Bush tax cuts 101: Do tax cuts for the rich help the economy?

Some Democrats are in revolt now that President Obama has backed a deal to extend all the Bush tax cuts – even to the rich. Economists differ on the value of tax cuts for the rich.

Sen. Bernard Sanders (I) of Vermont, shown here speaking to reporters in Washington Tuesday, has been an outspoken critic of extending the Bush tax cuts for the rich.

Harry Hamburg/AP

December 8, 2010

Are Bush-era tax rates for the rich a kind of rocket-fuel for the economy? Or would this be an unfair giveaway to the rich at a time of historically large federal deficits?

That's the politically volatile debate surrounding the tax-cut deal worked out by President Obama and congressional leaders this week. The president agreed only to a temporary, two-year extension of tax cuts for households earning more than $250,000. But in a press conference Tuesday several reporters asked if he had caved in to Republican pressure.

Mr. Obama says he is choosing to work out a compromise that helps middle-class and poor Americans, while not making the tax breaks for top income brackets permanent. The debate over tax rates for the rich will remain as election-campaign fodder heading toward 2012.

Here's a summary of the pros and cons of extending Bush tax cuts for the rich:

Yes, extend tax cuts for the rich

The US tax code is progressive, and arguably the Bush tax cuts increased the relative burden on the rich. In 2004, the top 20 percent of households paid a larger share of all US income taxes than they did in 2000, before President Bush took office, according to the conservative Heritage Foundation.

Where fans of low-income tax cuts emphasize the benefits of added consumer spending, proponents of tax cuts for the rich say the move boosts savings and investment – and thus helps the economy.

Also, although the rich spend a bit less of each tax dollar saved, their role in consumer spending is very important. Finally, conservatives emphasize that raising tax rates can backfire, pushing capital out of the country or causing the wealthy to seek tax-shelters.

No, let tax rates for the rich rise

Where conservatives argue that the Bush tax cuts helped make a weak economy stronger after 2001, liberal economists say they see scant evidence of this. And now, with gargantuan budget deficits, they say the responsible thing is to ask America's "haves" to pay at the tax rates they did in the late 1990s.

Just because the US tax code is progressive doesn't mean it's as progressive as it should be, these critics add. America's wide gap between the rich and the middle class or poor has widened considerably in recent years. Extending the Bush tax cuts would be worth about $340,000 in 2011 to the average household that ranks in the the top 0.1 percent by income, according to an analysis by the nonpartisan Tax Policy Center.

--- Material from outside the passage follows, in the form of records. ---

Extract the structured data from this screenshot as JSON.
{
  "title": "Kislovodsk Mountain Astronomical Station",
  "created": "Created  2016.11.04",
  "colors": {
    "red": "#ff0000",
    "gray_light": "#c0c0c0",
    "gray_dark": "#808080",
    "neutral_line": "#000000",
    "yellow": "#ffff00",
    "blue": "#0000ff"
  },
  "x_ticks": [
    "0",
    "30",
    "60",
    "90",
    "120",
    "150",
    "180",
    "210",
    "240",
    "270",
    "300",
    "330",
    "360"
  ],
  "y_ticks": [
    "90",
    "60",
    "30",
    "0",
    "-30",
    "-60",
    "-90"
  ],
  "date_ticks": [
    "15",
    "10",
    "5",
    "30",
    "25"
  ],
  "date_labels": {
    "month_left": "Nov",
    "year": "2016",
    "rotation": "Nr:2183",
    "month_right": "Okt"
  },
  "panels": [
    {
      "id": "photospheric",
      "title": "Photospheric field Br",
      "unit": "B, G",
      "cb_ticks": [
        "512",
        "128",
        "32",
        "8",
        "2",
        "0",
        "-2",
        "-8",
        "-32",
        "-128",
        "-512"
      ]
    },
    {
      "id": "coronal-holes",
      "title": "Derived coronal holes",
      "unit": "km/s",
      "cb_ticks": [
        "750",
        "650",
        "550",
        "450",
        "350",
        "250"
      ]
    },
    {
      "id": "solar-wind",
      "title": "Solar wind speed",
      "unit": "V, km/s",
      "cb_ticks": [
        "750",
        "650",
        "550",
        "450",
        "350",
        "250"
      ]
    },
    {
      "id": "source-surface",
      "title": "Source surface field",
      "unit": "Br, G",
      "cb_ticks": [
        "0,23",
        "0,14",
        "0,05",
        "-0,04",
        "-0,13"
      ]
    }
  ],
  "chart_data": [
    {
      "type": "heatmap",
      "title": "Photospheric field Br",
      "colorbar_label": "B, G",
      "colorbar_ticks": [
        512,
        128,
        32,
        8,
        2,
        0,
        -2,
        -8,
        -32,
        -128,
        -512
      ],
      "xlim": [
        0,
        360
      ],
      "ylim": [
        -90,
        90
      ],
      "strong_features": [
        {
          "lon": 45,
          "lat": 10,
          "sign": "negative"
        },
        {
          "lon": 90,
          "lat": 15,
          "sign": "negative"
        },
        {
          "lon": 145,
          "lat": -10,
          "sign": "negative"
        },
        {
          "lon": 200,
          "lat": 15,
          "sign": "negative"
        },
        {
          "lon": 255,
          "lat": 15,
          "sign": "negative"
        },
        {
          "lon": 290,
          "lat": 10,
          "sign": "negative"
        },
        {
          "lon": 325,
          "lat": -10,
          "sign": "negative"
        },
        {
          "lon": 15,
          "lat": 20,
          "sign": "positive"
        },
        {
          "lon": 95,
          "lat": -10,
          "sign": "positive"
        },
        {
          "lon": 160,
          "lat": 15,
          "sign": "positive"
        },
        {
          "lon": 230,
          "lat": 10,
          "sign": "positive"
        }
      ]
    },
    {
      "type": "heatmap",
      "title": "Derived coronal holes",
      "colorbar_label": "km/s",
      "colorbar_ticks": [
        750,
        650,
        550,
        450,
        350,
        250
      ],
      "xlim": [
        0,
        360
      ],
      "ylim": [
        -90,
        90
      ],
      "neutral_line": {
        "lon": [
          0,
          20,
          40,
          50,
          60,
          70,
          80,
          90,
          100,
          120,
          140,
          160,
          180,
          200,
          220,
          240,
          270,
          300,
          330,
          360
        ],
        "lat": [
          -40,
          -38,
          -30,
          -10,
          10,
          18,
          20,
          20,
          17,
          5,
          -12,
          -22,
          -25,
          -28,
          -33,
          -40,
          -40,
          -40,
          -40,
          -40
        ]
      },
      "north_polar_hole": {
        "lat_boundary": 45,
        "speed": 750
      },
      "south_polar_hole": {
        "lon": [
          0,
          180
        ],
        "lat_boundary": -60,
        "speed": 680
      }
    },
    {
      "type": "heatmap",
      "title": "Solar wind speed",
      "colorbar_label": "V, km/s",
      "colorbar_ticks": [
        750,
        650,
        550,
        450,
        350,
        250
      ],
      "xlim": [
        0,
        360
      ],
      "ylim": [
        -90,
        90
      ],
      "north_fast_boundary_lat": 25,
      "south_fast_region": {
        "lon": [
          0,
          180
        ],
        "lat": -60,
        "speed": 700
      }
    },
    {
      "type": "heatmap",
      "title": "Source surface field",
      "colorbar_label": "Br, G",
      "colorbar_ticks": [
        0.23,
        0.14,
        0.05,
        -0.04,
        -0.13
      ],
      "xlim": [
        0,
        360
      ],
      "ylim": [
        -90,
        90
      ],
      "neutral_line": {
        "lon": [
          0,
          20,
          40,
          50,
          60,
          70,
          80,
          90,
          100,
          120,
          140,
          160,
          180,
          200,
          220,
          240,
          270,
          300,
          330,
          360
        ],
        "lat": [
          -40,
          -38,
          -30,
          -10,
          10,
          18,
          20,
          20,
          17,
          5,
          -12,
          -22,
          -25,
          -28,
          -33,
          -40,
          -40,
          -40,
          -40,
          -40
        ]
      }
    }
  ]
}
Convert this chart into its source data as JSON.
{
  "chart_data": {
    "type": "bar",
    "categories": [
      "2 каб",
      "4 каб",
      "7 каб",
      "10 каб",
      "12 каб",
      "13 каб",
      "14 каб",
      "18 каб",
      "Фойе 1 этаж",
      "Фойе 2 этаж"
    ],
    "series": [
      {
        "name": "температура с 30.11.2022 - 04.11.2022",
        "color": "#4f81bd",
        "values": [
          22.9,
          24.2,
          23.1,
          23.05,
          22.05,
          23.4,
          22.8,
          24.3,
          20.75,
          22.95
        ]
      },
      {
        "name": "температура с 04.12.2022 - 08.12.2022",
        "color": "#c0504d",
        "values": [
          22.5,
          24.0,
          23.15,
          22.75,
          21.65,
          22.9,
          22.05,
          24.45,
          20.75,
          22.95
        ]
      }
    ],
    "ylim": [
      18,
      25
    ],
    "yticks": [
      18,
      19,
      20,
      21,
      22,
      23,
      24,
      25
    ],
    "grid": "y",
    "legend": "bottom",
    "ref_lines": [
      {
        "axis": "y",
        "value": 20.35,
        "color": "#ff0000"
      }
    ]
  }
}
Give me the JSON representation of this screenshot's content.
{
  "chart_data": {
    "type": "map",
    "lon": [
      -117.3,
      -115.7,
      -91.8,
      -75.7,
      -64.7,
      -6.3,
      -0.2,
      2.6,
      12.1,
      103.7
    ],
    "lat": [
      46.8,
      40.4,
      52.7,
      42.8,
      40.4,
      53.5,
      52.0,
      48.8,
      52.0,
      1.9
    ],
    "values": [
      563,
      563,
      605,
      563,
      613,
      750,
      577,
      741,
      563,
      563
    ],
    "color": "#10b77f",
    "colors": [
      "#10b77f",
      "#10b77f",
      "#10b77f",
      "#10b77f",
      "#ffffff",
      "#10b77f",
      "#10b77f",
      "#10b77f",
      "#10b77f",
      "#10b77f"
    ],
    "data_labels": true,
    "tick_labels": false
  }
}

The trend of widening inequality appears to be driven less by tax rates than by economic forces, such as wages that rise fastest for the skilled and educated. But some economists worry that American society and democracy will become less stable if this trend continues.

Whichever side is right, ending tax cuts for the rich will not close the federal budget gap by itself. Yes, it's big money. The tax breaks are estimated at $700 billion over the next decade. But Obama's bipartisan fiscal commission last week outlined a goal of nearly $4 trillion in deficit reduction over 10 years to restore the government's fiscal health.